In this vein, I need to qualify the above observations about far-right representation. There's another country in Europe that doesn't have this in its national legislature and it is Scotland. Will this be enough to ditch this nonsense about voting systems? Greater variables are at play. We have PR yet no BNP. Amongst the reasons for this is because the BNP are, despite their name, a fundamentally English phenomenon. But what if this were not so - ditch PR? No, no - ask yourself: what do you want your voting system to do - then leave it at that. There are other ways of dealing with the far-right and here I find myself in disagreement with Mike Ion as well as Chris. Address the problems of the working class because it is a matter of good policy, of justice, but fuck the BNP. Hasn't history taught us that fascists have moveable grievances that take on a momentum of their own and have little connection with their supposed original 'causes'?

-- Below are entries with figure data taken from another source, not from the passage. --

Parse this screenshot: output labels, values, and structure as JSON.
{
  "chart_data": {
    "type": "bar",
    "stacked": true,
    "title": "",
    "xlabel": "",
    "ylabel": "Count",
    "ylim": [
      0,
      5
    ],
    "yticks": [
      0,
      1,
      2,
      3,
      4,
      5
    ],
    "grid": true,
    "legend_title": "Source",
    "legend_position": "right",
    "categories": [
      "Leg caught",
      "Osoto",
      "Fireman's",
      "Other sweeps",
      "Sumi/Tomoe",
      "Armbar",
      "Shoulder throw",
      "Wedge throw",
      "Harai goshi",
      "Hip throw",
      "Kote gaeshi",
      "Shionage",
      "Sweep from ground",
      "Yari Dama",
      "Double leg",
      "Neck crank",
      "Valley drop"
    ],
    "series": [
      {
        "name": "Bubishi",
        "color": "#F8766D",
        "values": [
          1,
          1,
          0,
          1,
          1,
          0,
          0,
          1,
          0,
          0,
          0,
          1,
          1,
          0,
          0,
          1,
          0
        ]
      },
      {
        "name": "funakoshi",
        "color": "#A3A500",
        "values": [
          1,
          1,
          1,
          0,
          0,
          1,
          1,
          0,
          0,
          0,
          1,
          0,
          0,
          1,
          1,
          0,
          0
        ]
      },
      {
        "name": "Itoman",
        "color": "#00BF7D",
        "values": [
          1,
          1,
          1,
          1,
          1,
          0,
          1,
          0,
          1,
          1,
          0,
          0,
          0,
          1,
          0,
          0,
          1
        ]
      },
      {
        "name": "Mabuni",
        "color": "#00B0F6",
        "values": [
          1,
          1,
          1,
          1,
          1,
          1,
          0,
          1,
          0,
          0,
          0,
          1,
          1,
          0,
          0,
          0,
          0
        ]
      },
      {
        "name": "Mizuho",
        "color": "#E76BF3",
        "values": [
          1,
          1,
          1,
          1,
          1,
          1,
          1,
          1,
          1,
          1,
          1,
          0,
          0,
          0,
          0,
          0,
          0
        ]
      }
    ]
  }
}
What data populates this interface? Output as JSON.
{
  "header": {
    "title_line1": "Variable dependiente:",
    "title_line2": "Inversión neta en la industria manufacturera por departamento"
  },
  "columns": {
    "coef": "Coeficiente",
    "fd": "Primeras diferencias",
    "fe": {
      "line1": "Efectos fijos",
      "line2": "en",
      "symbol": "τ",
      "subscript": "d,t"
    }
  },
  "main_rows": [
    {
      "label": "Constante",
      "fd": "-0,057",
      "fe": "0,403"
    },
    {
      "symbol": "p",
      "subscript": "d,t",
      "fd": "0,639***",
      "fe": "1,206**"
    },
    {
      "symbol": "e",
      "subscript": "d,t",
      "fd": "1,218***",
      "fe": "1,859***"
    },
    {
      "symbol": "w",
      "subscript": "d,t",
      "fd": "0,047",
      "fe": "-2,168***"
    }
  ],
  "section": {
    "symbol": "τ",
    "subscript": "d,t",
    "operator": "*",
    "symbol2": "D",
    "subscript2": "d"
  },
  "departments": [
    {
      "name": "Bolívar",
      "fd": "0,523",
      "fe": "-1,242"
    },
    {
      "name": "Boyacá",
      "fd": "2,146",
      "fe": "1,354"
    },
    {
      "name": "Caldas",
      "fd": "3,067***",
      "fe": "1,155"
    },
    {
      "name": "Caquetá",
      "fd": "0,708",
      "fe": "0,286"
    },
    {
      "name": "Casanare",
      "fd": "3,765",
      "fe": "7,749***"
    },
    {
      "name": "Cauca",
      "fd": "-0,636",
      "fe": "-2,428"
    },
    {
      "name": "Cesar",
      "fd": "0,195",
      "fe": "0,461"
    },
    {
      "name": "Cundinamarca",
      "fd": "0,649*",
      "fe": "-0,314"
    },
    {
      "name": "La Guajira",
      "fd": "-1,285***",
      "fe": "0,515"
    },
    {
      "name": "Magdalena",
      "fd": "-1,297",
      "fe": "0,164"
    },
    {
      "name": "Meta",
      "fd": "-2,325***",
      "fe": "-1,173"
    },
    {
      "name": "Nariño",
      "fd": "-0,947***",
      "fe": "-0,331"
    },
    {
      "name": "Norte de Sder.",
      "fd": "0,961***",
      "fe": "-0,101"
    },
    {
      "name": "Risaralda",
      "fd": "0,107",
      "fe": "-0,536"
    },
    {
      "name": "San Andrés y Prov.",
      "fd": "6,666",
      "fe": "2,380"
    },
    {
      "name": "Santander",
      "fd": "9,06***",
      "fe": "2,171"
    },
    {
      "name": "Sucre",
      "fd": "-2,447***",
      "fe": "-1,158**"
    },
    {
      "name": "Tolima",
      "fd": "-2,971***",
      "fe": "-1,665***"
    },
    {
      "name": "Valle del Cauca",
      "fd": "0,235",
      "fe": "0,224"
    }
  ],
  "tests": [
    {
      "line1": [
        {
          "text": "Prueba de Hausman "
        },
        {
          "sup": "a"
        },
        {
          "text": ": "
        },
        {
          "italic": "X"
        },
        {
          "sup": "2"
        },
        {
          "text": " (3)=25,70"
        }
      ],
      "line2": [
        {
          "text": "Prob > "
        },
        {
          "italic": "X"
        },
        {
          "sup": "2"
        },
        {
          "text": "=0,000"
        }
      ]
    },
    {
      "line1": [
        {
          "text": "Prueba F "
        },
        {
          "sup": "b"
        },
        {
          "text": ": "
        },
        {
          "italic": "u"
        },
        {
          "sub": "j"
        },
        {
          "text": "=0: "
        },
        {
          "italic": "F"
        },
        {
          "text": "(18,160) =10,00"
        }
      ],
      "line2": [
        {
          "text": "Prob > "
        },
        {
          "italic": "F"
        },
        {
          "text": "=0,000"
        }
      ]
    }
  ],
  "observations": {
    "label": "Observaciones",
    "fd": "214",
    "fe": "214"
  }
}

Here I find my liberalism stretches only so far as to give them enough rope to hang themselves. Should this fail they should be crushed without pity. You can complain that this is undemocratic and illiberal if you like but understand this: remembering that the concept of 'enemies of the state' has sinister precedents shouldn't blind us to the fact that the state does indeed have enemies - and that history teaches us liberty folds when it has delegitimized the means by which it must defend itself. Or to understate it another way: one should be parsimonious with the freedom we allow those who would extend it to no-one but themselves.